If the cause of poverty is reducible to the lack of specific material goods—money, housing, food, clothing, education, and health care—then providing those goods would eliminate poverty. Providing an income, supplying housing, food stamps, public education, and free health care does not require any complex knowledge of the poor. Indeed, a bureaucrat could enroll poor individuals in a program to receive welfare payments, designate housing for them, distribute food stamps, and provide them with access to education and medical care. If poverty is merely material want, then our current system of bureaucrats, paperwork, and a treasure trove of government money can solve it.

Yet this large “more compassionate” government has failed to eradicate or even significantly reduce poverty, as Ryan Messmore explains in his latest article “Does Advocating Limited Government Mean Abandoning the Poor?”. Since the War on Poverty began in 1965, the federal government has spent $16 trillion on welfare—to no avail. Rather than helping low-income families climb the ladder of social mobility, government programs have fostered welfare dependence. The total number of welfare recipients has tripled between 1960 and 1996 (the year of welfare reform). Out of wedlock births have increased (exceeding 70 percent among the African American population).The overall poverty rate has remained unchanged over the past four decades.
But, poverty is not primarily a material problem. Therefore, no amount of government spending can overcome poverty. Moreover, as Representative Paul Ryan explains in his letter to Archbishop Timothy Dolan, relying on government spending to solve poverty is a failed strategy, especially when government is approaching bankruptcy. These government programs inevitably fail, because the paradigm for approaching the problem is false. Poverty is usually more complex than a simple lack of material resources. There is a third option besides a cradle to grave welfare program and the poor dying in the streets alone and ignored.
Poverty in America is often the result of a relational problem, such as fatherlessness or community breakdown, which government programs cannot adequately address. People receive the most effective care from those who know and interact with them regularly: friends and family members can tailor solutions to particular needs. In cases where no family structure exists or the severity of the problems overwhelm a single family unit, local congregations and ministries cultivate and restore the foundational relationships of life and provide personalized help. Indeed, churches historically have led the way in developing schools, hospitals, disaster relief agencies, and savings and loan programs. Lastly, businesses provide employment opportunities that are essential to overcome poverty.
The primary purpose of government, then, is to create and maintain an overall environment of safety, order, freedom, and peace, which includes upholding justice through laws and responding to threats to social harmony. By maintaining public safety, the rule of law, and justice, government protects all citizens (including the weak and the vulnerable) and ensures that healthy relationships can grow and thrive in the context of family, church, and local community. In those rare and dire situations, when civil society organizations cannot meet people’s basic tangible needs, the government can provide a safety net of material support. This safety net, though, should be temporary and should not foster long-term dependence on government or supplant the family, the church, or the community.

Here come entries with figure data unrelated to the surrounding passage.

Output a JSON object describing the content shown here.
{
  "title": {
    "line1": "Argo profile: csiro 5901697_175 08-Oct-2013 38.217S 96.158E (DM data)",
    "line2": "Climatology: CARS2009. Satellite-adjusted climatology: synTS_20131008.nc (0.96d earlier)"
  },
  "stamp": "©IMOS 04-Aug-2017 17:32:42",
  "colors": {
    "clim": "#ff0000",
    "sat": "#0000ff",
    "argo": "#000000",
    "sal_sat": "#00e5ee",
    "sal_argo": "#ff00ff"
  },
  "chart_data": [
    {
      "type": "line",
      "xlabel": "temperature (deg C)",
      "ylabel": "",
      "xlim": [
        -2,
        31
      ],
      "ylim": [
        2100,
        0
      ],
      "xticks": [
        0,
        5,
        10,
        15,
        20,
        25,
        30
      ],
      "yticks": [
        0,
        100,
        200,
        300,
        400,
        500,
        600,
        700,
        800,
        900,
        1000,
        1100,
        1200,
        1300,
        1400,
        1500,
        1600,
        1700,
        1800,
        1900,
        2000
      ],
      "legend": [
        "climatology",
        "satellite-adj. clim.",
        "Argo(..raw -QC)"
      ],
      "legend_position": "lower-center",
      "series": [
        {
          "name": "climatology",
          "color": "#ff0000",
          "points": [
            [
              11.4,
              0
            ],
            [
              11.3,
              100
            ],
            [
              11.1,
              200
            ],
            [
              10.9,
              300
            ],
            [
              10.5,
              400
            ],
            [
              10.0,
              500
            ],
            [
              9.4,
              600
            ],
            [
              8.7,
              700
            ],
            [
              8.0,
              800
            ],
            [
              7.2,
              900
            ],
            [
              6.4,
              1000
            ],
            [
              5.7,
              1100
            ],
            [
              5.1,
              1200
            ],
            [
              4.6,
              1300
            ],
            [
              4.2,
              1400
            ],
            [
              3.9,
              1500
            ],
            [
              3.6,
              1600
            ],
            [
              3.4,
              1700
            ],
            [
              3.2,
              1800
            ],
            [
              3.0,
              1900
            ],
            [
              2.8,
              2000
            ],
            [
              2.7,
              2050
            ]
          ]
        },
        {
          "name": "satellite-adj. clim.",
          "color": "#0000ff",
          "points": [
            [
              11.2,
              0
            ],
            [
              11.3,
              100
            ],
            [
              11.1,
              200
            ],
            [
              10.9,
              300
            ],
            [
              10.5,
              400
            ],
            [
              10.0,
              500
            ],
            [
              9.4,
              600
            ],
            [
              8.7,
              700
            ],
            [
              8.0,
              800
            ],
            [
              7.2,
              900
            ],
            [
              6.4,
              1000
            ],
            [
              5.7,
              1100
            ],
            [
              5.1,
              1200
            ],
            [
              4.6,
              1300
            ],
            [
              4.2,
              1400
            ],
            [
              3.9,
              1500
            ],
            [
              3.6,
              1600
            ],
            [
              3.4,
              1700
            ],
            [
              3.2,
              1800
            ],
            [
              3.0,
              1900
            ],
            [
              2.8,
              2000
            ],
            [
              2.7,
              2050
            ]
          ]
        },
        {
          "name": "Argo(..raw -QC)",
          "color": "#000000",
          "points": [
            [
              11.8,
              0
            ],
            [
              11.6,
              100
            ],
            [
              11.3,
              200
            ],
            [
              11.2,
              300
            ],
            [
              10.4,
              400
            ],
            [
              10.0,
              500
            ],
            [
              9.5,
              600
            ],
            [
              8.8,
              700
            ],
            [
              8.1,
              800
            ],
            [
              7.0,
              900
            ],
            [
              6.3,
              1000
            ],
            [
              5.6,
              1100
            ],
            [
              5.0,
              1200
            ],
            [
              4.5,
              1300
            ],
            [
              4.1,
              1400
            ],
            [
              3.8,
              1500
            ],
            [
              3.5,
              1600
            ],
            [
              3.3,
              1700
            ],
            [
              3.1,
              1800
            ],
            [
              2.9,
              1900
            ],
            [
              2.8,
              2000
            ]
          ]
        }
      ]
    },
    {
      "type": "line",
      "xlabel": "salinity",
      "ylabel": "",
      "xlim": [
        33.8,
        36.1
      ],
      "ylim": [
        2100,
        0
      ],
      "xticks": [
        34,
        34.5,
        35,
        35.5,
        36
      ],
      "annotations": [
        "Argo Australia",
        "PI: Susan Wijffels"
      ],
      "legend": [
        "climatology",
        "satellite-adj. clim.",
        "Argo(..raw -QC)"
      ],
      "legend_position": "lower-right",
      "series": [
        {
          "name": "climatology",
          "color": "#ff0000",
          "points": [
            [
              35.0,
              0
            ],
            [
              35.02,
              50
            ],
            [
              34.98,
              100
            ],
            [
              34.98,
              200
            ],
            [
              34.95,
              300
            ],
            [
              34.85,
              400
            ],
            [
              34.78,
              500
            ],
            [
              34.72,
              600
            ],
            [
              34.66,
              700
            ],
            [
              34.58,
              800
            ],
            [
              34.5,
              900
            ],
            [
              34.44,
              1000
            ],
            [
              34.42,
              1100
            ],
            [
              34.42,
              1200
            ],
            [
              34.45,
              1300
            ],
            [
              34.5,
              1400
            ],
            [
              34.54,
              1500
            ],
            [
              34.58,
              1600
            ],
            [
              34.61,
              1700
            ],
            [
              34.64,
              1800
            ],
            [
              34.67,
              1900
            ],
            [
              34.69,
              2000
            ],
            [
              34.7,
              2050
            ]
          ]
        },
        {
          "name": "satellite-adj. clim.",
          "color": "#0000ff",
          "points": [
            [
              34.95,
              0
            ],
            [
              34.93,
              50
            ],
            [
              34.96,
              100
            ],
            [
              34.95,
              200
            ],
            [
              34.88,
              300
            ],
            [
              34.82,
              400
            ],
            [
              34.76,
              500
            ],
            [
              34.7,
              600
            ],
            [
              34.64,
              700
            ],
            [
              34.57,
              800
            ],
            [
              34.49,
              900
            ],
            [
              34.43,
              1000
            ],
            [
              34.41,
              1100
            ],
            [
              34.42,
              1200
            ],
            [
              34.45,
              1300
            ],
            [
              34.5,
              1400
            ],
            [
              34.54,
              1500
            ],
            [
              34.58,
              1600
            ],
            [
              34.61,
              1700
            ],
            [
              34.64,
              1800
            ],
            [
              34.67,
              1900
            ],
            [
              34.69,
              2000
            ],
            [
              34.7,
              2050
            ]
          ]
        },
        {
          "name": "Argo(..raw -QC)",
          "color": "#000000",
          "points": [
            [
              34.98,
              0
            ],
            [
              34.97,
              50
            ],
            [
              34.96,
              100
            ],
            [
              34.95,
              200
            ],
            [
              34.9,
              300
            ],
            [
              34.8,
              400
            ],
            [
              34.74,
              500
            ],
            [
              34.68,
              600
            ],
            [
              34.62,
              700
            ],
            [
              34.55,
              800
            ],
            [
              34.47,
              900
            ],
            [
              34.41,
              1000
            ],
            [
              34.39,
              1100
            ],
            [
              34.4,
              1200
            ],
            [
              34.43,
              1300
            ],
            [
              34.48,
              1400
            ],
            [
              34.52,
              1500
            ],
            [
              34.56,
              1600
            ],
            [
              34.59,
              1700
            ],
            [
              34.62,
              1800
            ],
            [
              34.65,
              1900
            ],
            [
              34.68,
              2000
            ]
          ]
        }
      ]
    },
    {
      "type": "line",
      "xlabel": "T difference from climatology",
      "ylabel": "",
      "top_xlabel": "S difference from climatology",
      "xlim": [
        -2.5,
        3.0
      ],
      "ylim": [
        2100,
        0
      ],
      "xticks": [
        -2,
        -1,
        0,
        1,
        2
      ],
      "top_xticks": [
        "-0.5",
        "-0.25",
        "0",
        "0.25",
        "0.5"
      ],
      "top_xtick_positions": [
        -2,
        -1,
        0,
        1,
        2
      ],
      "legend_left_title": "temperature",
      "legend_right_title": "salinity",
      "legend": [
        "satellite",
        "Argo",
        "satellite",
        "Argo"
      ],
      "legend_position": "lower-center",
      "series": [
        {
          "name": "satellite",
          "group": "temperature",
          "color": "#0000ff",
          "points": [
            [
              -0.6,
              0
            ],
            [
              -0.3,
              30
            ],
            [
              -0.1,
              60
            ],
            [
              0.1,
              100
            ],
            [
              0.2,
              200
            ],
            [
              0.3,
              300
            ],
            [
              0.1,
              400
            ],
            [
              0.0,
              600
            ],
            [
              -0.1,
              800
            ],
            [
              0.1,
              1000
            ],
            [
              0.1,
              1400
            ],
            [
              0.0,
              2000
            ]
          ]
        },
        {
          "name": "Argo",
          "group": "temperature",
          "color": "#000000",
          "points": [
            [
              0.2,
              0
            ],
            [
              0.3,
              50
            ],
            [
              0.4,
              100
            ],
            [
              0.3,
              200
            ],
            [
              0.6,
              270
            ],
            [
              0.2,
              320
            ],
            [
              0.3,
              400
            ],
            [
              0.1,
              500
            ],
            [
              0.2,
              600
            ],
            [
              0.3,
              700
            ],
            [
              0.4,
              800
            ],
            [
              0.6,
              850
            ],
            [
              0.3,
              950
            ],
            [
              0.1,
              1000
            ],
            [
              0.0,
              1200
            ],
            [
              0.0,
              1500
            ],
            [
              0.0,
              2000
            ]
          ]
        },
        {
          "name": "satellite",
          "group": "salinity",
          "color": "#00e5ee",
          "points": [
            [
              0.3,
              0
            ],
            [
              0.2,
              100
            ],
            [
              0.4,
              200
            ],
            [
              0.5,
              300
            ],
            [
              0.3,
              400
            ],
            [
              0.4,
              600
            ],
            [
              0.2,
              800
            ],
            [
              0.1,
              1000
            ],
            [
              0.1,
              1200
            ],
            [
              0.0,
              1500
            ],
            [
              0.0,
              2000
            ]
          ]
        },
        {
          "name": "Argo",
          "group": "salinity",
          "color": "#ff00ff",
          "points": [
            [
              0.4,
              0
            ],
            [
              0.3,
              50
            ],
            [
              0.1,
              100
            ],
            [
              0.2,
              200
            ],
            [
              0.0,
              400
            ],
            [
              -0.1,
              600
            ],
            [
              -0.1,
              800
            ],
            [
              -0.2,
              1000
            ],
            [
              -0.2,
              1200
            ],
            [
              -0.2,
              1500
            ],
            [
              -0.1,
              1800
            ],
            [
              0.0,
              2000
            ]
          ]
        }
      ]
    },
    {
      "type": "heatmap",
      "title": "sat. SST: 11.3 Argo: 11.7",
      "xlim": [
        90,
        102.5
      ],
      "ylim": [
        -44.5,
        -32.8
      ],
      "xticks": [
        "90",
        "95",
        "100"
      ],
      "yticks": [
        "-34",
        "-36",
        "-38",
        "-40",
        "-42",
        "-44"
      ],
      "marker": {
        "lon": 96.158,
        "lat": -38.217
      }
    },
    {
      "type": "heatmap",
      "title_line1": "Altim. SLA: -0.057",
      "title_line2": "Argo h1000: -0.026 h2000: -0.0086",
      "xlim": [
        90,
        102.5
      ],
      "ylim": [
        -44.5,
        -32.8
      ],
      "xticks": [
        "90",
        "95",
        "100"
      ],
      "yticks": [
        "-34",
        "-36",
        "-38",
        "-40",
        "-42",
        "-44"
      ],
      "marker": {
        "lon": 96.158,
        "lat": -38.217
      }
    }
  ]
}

The idea that “a community of a higher order should not interfere in the internal life of a community of a lower order, depriving the latter of its functions” is not alien to America’s principles. What Archbishop Timothy Dolan explains as the principle of subsidiarity, Representative Paul Ryan praises as federalism.
Limited government does not harm the poor. In fact, a properly limited government encourages the institutions and associations best suited to serve the poor. Creating a dichotomy between an expansive (and expensive) anti-poverty government programming and people dying in the streets is false and misleading. Together, limited government, free enterprise, and a strong civil society foster the kind of communities that enable people to escape poverty.